As I explained earlier this year, the top 1 percent owned in 2014 almost two thirds of the financial or business wealth, while the bottom 90 percent had only six percent. That represents an enormous change from the already-unequal situation in 1978, when the shares were much closer: 28.6 percent for the top 1 percent and 23.2 percent for the bottom 90 percent). So, rising stock prices are both a condition and consequence of the obscene levels of inequality that obtain in the United States today.

And who loses? Workers, of course. A recent report from the National Employment Law Project calculated that McDonald’s could have paid each of its 1.9 million workers $4 thousand more a year if it had used the $21 billion it spent between 2015 and 2017 on stock buybacks to reward its workers instead. Starbucks could have given each of its workers a $7-thousand raise. With the money currently spent on buybacks, Lowe’s, CVS, and Home Depot could give each of their workers pay increases of at least $18 thousand a year.

But they’re not. Instead, corporations are using their enormous profits to repurchase their own stocks and, in addition, rewarding their executives with enormous pay increases.

According to Bloomberg, the median CEO-to-worker-pay ratio last year was 127 to 1 (at International Flavors & Fragrances Inc.). For U.S. corporations, the ratio ran from 0 (for Twitter, because CEO and cofounder Jack Dorsey received $0 in 2017) to 4,987-to-1 (at Mattel, where CEO compensation was $31,275,289).*

As it turns out, some of the most extreme examples of the gap between executive and median worker pay occurs at companies directly supported by federal contracts and subsidies. The latest Executive Excess report, published annually by the Institute for Policy Studies, found that at many federally funded companies the gap is far in excess of what ordinary American taxpayers find acceptable. For example, more than two-thirds of the top 50 government contractors and top 50 recipients of federal subsidies, receiving a total of $167 billion, currently pay their chief executive officer more than 100 times their median worker pay. At the top of the scale are leading military contractors, with the top bosses at Lockheed Martin, Boeing, General Dynamics, Raytheon, and Northrop Grumman each earning an average of $21 million, or between 166 and 218 times average worker pay.**

So, do Americans have any sympathy for the devil? The typical American believes CEO pay should run no more than six times average worker pay, according to the “2016 Public Perception Survey on CEO Compensation” at Stanford Business School (which mirrors a similar study by Sorapop Kiatpongsan and Michael Norton). Clearly, given the obscene ratios of CEO to average worker pay, Americans are no longer puzzled by corporations’ game. My guess is we’d see the same results if someone conducted a survey about stock repurchases. U.S. publicly traded companies across all industries spent almost 60 percent of their profits on buybacks between 2015 and 2017, while workers’ wages stagnated.

Sure, the tiny group at the top may present themselves as people of wealth and taste. But they’ve also shown they can lay waste to the economy they alone control, and they are clearly in need of some restraint.

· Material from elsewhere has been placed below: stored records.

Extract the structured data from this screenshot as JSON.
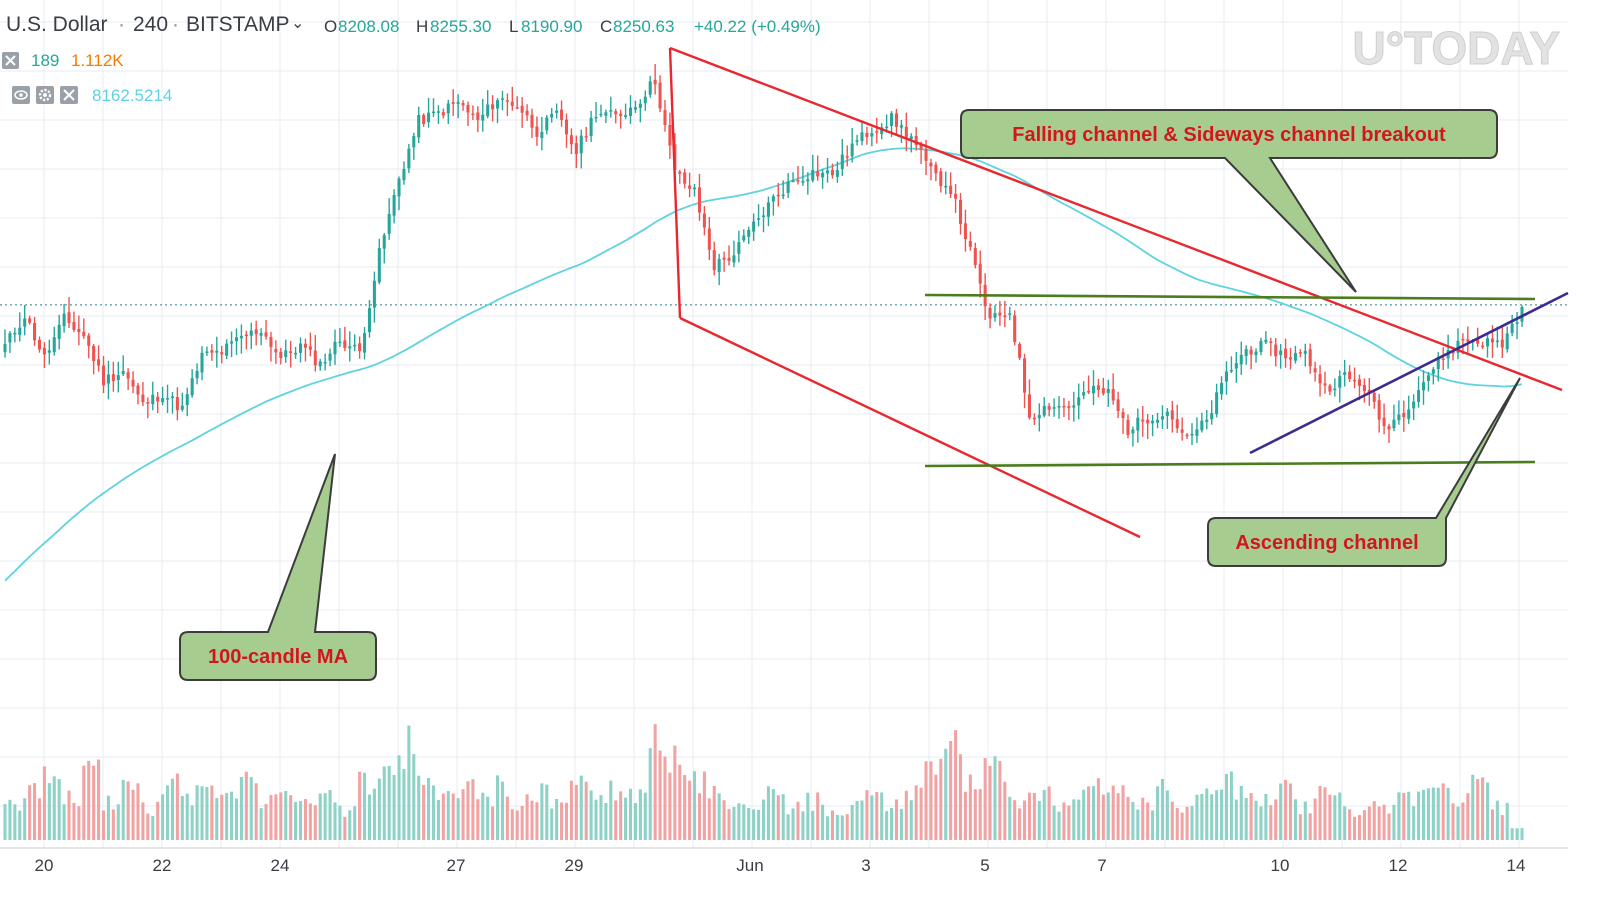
{
  "header": {
    "symbol": "U.S. Dollar",
    "interval": "240",
    "exchange": "BITSTAMP",
    "dropdown_glyph": "⌄",
    "open_label": "O",
    "open_value": "8208.08",
    "high_label": "H",
    "high_value": "8255.30",
    "low_label": "L",
    "low_value": "8190.90",
    "close_label": "C",
    "close_value": "8250.63",
    "change": "+40.22 (+0.49%)",
    "volume_count": "189",
    "volume_value": "1.112K",
    "ma_value": "8162.5214"
  },
  "watermark": "U°TODAY",
  "annotations": {
    "breakout": "Falling channel & Sideways channel breakout",
    "ascending": "Ascending channel",
    "ma": "100-candle MA"
  },
  "colors": {
    "up": "#26a69a",
    "down": "#ef5350",
    "up_volume": "#8dd1c7",
    "down_volume": "#f0a3a2",
    "ma": "#5ed3df",
    "trend_red": "#e8282f",
    "trend_green": "#4a7d1e",
    "trend_purple": "#3c2c8e",
    "callout_fill": "#a6cc8f",
    "callout_text": "#d2171c",
    "grid": "#e7ebf1"
  },
  "icons": [
    "close-icon",
    "eye-icon",
    "gear-icon",
    "close-icon"
  ],
  "chart_data": {
    "type": "candlestick",
    "x_tick_labels": [
      "20",
      "22",
      "24",
      "27",
      "29",
      "Jun",
      "3",
      "5",
      "7",
      "10",
      "12",
      "14"
    ],
    "ohlc_path": [
      8050,
      8200,
      7990,
      8180,
      8100,
      7880,
      7930,
      7760,
      7820,
      7740,
      8000,
      8020,
      8090,
      8130,
      7990,
      8050,
      7960,
      8080,
      8020,
      8500,
      8870,
      9150,
      9190,
      9240,
      9150,
      9260,
      9230,
      9100,
      9180,
      9000,
      9200,
      9170,
      9230,
      9350,
      8900,
      8800,
      8440,
      8500,
      8640,
      8770,
      8860,
      8900,
      8890,
      9030,
      9110,
      9160,
      9070,
      8900,
      8820,
      8510,
      8170,
      8220,
      7710,
      7760,
      7750,
      7830,
      7820,
      7640,
      7700,
      7730,
      7590,
      7680,
      7910,
      8030,
      8050,
      8000,
      8010,
      7840,
      7900,
      7850,
      7650,
      7730,
      7880,
      8000,
      8080,
      8070,
      8060,
      8240
    ],
    "volume_path": [
      30,
      42,
      55,
      38,
      60,
      35,
      45,
      28,
      52,
      40,
      48,
      36,
      55,
      34,
      38,
      30,
      40,
      28,
      50,
      58,
      85,
      55,
      40,
      45,
      38,
      48,
      35,
      42,
      30,
      50,
      40,
      45,
      38,
      95,
      70,
      50,
      40,
      35,
      30,
      42,
      28,
      35,
      25,
      30,
      38,
      30,
      45,
      60,
      80,
      55,
      70,
      45,
      35,
      40,
      30,
      45,
      55,
      40,
      35,
      45,
      30,
      38,
      50,
      40,
      35,
      45,
      30,
      40,
      35,
      28,
      30,
      42,
      38,
      45,
      35,
      48,
      30,
      10
    ],
    "price_line": 8250.63
  }
}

So, now, almost a decade into the current lopsided recovery—as they watch with glee their growing profits and an increasing gap between those who receive the surplus and everyone else—they deserve no sympathy whatsoever.

They’ve broken the pact and now their game is up.

 

*But Dorsey still owns a bundle of equity in Twitter, whose stock has increased in value 20 percent since the beginning of 2018. As of April 2 Dorsey owned 18 million shares of Twitter, currently worth $627 million as of Tuesday’s closing price. Dorsey also is the CEO of payments company Square, in which he owns 65.5 million shares, which currently would be worth $6 billion.

**The Geo Group, one of the primary contractors for the notorious immigrant family detention centers, took in $663 million in Justice Department and Homeland Security contracts in 2017. Geo CEO George Zoley pocketed $9.6 million that year, 271 times more than his company’s median worker pay of $35,630.